The Electric Reliability Council of Texas said the size of the rotating outages has been cut in half to about 2,000 megawatts. Earlier this morning local line operations, such as CenterPoint in Houston, were asked to use rolling blackouts to cut up to 4,000 megawatts of demand from the system.

In Houston about one-sixth of area power customers—about 330,000 homes and businesses—were experiencing temporary blackouts this morning.

The situation is expected to continue to improve as more power plants are brought back online. The Texas Commission on Environmental Quality is waiving air permitting requirements that might prevent power generators from producing power during the emergency, according to a notice from ERCOT.

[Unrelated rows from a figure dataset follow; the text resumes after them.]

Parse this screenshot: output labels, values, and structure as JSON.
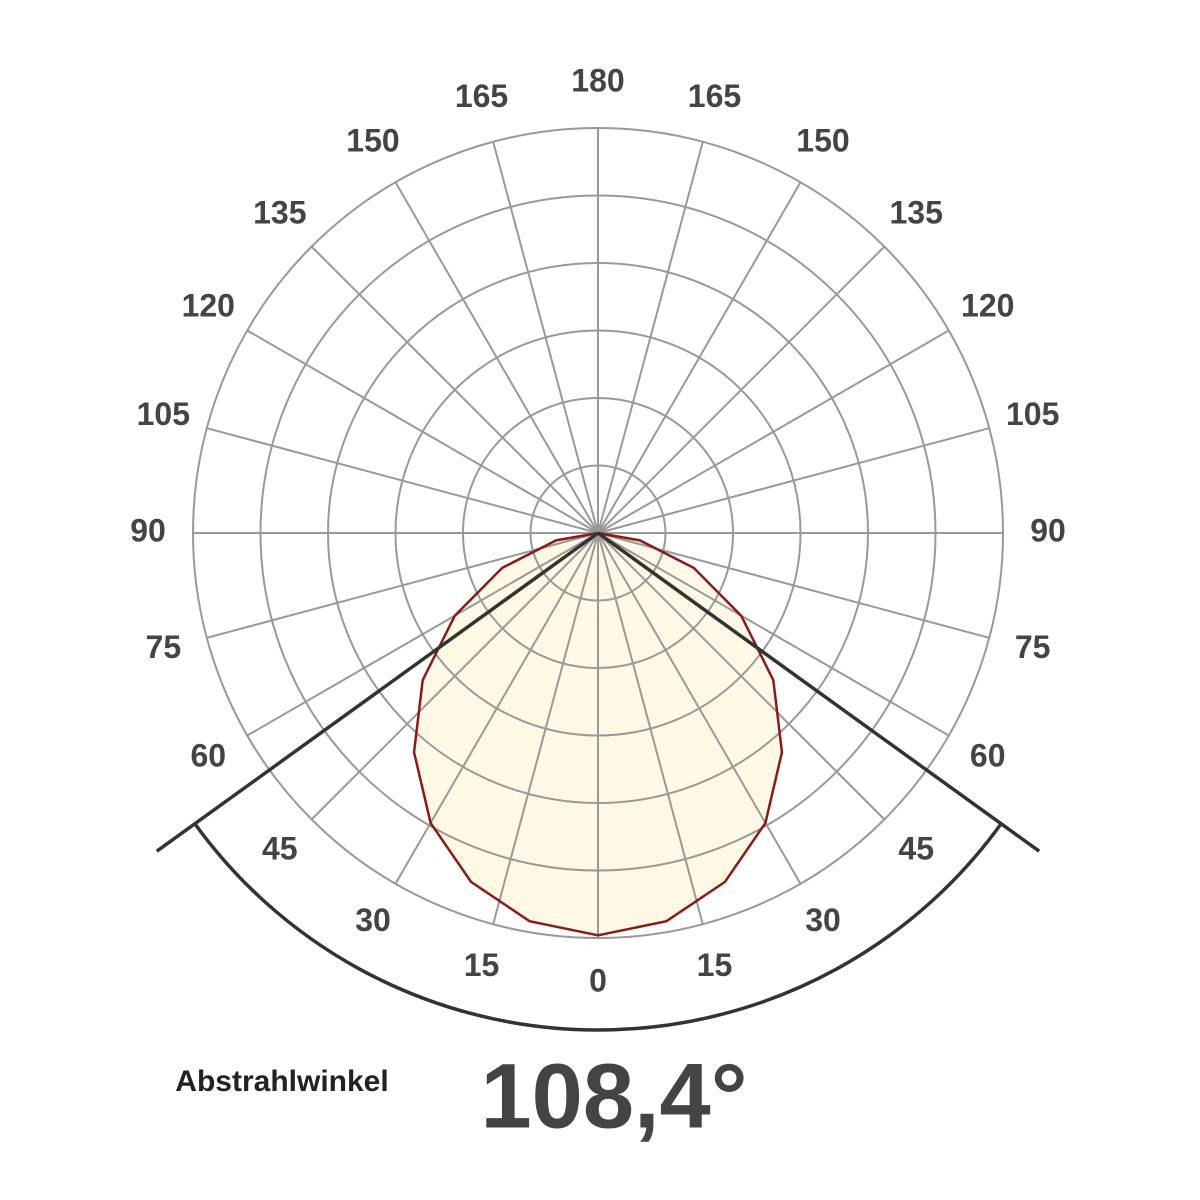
{
  "chart_data": {
    "type": "polar",
    "angle_ticks": [
      0,
      15,
      30,
      45,
      60,
      75,
      90,
      105,
      120,
      135,
      150,
      165,
      180
    ],
    "rlim": [
      0,
      6
    ],
    "rticks": [
      1,
      2,
      3,
      4,
      5,
      6
    ],
    "symmetric": true,
    "angles": [
      0,
      10,
      20,
      30,
      40,
      50,
      60,
      70,
      80,
      90
    ],
    "values": [
      5.96,
      5.84,
      5.5,
      4.96,
      4.24,
      3.39,
      2.45,
      1.51,
      0.63,
      0
    ],
    "color": "#8b1a1a",
    "fill": "#fdf9e4",
    "grid_color": "#999999",
    "beam_angle": 108.4,
    "beam_label": "Abstrahlwinkel",
    "beam_value_label": "108,4°"
  }
}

The rotating outages are controlled, temporary interruptions of electric service, typically lasting 10 to 45 minutes per neighborhood, but some Houston area neighborhoods are reporting longer outages. They are designed to prevent a larger, system-wide failure.

The rotating outages started statewide around 5:30 a.m., with local power line operators asked to shed 4,000 megawatts of load.

CenterPoint predetermined which circuits and power lines would be systematically shut down temporarily across its service territory to reduce usage. The company isn't turning power off at critical facilities, such as hospitals, water treatment plants and other vital public services.

A spokesman for the Houston Indenpendent School District said a number of HISD schools lost power without warning today and they have no guidance on if it will happen at other schools.